2. yes, thats true (in most cases, usually you can't get a 32bit pixelformat on a 16bit desktop. but it is possible to get a 16bit pixelformat on a 32bit desktop. it is possible - this does not mean you can depend on it...)
3. yes. and if you want to change the pixelmode(or resolution) on the fly, you need to _destory_ the opengl window and reacreate it again in order to get a new DeviceContext(=pixelformat).

NitroGL
01-06-2004, 07:54 AM
Try this: http://www.area3d.net/file.php?filename=nitrogl/VideoMemory.zip

The "total" memory is how much memory after Windows is done with whatever for the desktop.

In my case it says I have a total of 122.305MB, which is from 128MB, so I really have 5.695MB used (1280x1024x32bit).

bfliflet
01-07-2004, 03:05 PM
Originally posted by V-man:
Intel (and a few others? Kyro) make use of tile rendering, which means there is no real z & stencil.

In reality, even with tile rendering, a "real z & stencil" are usually still required in case the app decides to read back color or depth data.


So the minimum you try to calculate would be wrong on those.

In scene capture devices (i.e. tile based ), typically more memory (i.e. textures, vertex arrays) is committed for the duration of the scene (to optimize for on-chip cache locality). Thus, if you use 192MBs of textures/vbos in a frame with only 128MBs of gfx memory, the scene must be flushed to HW and performance suffers. Something to keep in mind to optimize for tile-based renderers. For immediate renderers, it is similar to the AGP bandwidth usage budget in a scene.


There are also implementation that may decide to do tripple buffering.
Yep


Video memory usage: one of the greatest mysteries in life. http://www.opengl.org/discussion_boards/ubb/smile.gif
Agreed. Don't get too close to the edge. You just might fall over!

Cyranose
01-07-2004, 04:12 PM
Originally posted by codemonkey76:
how much video memory is used by the screen without any OGL or DX app running?

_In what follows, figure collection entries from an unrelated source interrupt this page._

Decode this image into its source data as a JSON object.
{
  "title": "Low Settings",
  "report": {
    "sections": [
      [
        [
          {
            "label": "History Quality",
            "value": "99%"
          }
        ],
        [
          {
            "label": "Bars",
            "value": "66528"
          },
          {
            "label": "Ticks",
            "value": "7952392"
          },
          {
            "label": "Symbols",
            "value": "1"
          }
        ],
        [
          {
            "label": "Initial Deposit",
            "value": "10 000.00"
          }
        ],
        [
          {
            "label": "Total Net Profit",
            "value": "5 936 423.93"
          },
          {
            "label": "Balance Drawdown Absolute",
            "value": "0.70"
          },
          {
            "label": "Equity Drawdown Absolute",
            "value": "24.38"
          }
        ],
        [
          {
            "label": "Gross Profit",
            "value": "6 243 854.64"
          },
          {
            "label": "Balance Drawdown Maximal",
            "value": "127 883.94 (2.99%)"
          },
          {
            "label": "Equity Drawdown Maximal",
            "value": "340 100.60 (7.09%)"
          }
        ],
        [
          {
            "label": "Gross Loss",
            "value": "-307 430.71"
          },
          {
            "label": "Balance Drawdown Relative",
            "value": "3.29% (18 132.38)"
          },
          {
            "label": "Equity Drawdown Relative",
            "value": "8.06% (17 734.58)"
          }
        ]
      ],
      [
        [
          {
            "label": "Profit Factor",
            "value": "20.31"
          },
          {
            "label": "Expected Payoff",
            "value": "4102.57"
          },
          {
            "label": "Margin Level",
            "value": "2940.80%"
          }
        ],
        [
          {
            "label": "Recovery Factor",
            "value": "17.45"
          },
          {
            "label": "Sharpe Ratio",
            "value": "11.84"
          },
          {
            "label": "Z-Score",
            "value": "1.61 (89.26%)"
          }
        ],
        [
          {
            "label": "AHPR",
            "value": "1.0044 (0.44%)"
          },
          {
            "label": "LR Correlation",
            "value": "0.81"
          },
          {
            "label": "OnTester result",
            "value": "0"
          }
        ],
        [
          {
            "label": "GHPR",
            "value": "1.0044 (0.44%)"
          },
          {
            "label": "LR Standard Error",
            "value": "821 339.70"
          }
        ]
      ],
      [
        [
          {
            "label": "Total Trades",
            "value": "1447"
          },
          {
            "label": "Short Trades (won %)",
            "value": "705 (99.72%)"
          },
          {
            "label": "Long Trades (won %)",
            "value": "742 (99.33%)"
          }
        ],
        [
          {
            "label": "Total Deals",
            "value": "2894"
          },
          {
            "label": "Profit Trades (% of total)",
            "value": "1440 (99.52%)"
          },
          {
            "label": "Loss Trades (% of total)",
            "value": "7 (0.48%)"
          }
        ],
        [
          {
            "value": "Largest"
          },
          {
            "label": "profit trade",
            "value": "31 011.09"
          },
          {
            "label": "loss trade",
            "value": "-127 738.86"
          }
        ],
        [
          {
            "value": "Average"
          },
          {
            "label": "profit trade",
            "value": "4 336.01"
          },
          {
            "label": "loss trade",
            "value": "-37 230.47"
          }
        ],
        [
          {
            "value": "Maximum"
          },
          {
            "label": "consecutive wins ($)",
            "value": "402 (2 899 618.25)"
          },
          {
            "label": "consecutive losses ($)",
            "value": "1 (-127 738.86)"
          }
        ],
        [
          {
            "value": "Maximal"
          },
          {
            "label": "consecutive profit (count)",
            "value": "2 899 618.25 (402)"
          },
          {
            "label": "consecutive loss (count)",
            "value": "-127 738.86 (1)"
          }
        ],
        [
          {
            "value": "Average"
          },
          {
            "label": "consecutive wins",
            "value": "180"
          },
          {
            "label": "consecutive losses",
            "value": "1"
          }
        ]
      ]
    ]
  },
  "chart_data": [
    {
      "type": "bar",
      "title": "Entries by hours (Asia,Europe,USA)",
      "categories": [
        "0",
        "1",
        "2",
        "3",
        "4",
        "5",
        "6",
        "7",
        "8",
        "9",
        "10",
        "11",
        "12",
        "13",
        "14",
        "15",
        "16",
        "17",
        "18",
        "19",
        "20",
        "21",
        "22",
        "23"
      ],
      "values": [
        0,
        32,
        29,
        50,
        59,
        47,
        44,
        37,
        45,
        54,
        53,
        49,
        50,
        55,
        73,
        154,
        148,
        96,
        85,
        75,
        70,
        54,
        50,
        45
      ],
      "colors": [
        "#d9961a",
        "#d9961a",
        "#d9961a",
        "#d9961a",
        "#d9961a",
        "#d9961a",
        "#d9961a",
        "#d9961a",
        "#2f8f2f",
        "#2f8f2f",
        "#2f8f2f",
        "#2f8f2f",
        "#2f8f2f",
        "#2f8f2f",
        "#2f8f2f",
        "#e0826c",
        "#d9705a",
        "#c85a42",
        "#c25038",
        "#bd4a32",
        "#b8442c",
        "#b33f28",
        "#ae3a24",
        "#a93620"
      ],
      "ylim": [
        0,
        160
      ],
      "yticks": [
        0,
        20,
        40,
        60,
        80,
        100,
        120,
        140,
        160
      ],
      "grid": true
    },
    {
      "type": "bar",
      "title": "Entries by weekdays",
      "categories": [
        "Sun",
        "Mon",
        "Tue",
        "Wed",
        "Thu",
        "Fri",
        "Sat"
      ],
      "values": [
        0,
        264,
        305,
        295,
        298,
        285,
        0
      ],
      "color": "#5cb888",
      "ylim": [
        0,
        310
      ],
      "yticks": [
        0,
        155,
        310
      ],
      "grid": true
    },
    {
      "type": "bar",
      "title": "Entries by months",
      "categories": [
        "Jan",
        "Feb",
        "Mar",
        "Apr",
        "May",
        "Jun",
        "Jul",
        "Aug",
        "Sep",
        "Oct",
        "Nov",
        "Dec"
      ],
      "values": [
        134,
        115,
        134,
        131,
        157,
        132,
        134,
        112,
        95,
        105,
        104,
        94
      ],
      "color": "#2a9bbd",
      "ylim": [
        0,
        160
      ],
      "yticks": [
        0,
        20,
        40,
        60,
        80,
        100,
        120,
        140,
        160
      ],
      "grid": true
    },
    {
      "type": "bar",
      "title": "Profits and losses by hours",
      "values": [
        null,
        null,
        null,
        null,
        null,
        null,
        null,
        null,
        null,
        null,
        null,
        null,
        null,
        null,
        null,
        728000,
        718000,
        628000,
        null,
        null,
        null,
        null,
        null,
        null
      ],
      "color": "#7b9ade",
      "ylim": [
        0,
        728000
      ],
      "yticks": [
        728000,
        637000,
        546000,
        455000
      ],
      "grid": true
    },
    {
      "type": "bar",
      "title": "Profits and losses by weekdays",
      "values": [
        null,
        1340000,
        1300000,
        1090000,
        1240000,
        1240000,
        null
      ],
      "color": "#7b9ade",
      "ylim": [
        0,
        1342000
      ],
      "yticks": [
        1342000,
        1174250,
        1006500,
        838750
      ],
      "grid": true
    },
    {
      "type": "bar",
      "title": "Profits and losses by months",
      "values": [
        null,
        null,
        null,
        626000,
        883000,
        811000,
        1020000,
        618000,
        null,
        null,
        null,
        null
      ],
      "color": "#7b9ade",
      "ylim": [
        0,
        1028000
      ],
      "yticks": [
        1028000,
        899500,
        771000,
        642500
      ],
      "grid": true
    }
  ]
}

The only practical way to tell is to test. Assuming you want to know this info for planning future allocations for an OGL app, then I'd try test allocating until I hit the wall and then free the test mem.

Unfortunately, most methods of getting videomem don't hit a wall, but go to other pools next. So it's not all that simple. Is glAreTexturesResident() good enough? Never tried it, but that's the way I'd start.